Studies in healthy men who were receiving AASs, including oxandrolone or testosterone esters, reveal that steroids can lead to 3.3 lbs – 13.2 lbs increase in lean mass across the trials.

This is considerably higher than the aforementioned 2.8 lbs – 6.6 lbs observed with peptides. Thus, steroids tend to have much more potent muscle-building effects than peptides.

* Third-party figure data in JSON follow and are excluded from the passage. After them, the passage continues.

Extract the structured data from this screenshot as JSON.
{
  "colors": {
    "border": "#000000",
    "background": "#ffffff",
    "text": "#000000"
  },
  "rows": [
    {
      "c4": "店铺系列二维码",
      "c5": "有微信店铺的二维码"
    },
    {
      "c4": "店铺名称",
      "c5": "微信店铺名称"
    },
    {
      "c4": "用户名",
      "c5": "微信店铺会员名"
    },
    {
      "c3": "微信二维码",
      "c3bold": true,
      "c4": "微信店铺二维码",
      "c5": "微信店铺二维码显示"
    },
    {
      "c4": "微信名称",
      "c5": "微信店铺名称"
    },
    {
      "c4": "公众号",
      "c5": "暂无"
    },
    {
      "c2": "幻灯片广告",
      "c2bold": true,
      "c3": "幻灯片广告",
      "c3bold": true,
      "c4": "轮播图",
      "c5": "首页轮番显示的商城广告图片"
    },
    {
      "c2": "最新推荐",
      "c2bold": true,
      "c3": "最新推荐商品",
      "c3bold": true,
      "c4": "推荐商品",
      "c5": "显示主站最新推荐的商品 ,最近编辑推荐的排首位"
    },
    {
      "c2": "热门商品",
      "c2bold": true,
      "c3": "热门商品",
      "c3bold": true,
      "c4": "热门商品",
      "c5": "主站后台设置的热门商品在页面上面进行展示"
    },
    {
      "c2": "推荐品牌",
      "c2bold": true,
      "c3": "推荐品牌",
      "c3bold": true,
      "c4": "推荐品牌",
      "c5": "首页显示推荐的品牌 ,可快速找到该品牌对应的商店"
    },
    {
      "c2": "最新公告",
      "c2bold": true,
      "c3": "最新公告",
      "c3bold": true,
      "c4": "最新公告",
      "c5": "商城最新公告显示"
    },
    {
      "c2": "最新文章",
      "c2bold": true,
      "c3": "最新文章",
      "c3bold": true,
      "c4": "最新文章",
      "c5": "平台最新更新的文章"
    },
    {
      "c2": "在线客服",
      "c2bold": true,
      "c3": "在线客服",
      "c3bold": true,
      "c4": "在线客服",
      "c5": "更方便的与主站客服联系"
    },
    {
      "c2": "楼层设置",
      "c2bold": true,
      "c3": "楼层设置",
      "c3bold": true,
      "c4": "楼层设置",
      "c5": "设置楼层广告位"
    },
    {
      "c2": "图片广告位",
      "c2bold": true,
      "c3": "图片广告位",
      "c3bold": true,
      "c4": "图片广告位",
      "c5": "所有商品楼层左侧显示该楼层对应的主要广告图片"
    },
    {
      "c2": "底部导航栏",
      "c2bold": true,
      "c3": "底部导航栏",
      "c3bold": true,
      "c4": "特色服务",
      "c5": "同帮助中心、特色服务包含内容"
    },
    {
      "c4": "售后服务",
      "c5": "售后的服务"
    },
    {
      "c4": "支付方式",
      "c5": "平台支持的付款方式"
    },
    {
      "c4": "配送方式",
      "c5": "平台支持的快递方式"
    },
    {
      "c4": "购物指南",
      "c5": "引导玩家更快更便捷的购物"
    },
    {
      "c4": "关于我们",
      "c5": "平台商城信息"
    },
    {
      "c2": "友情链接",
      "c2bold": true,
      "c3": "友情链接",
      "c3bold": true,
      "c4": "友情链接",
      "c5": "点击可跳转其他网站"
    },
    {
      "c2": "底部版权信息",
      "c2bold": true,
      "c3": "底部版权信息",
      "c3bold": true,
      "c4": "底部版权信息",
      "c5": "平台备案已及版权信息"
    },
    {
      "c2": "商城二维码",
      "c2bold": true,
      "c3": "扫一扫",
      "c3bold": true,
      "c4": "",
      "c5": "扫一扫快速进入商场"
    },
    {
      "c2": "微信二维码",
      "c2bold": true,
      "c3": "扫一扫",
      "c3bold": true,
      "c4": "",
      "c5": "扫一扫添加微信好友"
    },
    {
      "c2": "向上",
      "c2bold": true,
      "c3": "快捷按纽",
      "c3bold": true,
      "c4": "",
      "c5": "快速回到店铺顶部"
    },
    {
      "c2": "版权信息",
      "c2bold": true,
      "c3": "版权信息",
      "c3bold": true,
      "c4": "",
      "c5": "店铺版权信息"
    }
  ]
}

However, this is not the only difference between the two classes of compounds. Here are other notable differences between peptides and steroids:

  • Structure. Unlike the amino-acid structure of peptides, steroids are made of four fused carbon rings and various functional groups attached to them, this structure makes steroids fat-soluble.
  • Mechanisms. Peptides for muscle growth work by upregulating the natural production of anabolic hormones. AASs mimic the function of the sex hormone testosterone (T) and other naturally occurring androgens (male hormones). Thus, they interact with the androgen receptors found in the nuclei of muscle cells and specifically upregulate muscle protein synthesis.
  • Administration. AAS are usually administered as intramuscular injections. On the other hand, peptides are administered subcutaneously, which tends to be easier for the majority of patients.
  • Timeline of effects. AAS can lead to a quick increase in muscle mass within 28 days even in patients on highly restrictive diets. On the other hand, peptide therapy may take 8-16 weeks before there are any significant results.
  • Risk of side effects. As peptides induce an increase in GH levels that still remain within the reference range, they have a very low risk for side effects. On the other hand, AASs are usually used at supraphysiological doses and trigger a negative feedback loop in the hypothalamic-pituitary-gonadal (HPG) axis, which inevitably surpasses the physiological production of testosterone in the testes and causes infertility.
  • Severity of adverse reactions. AASs activate the androgen receptors in a wide range of tissues, leading to potentially undesired effects such as oily skin, increased body hair, deeper voice, prostate hyperplasia, and others. In comparison, GHRH-analogs such as tesamorelin and sermorelin have great safety profiles and lead to only mild, transitory side effects such as water retention.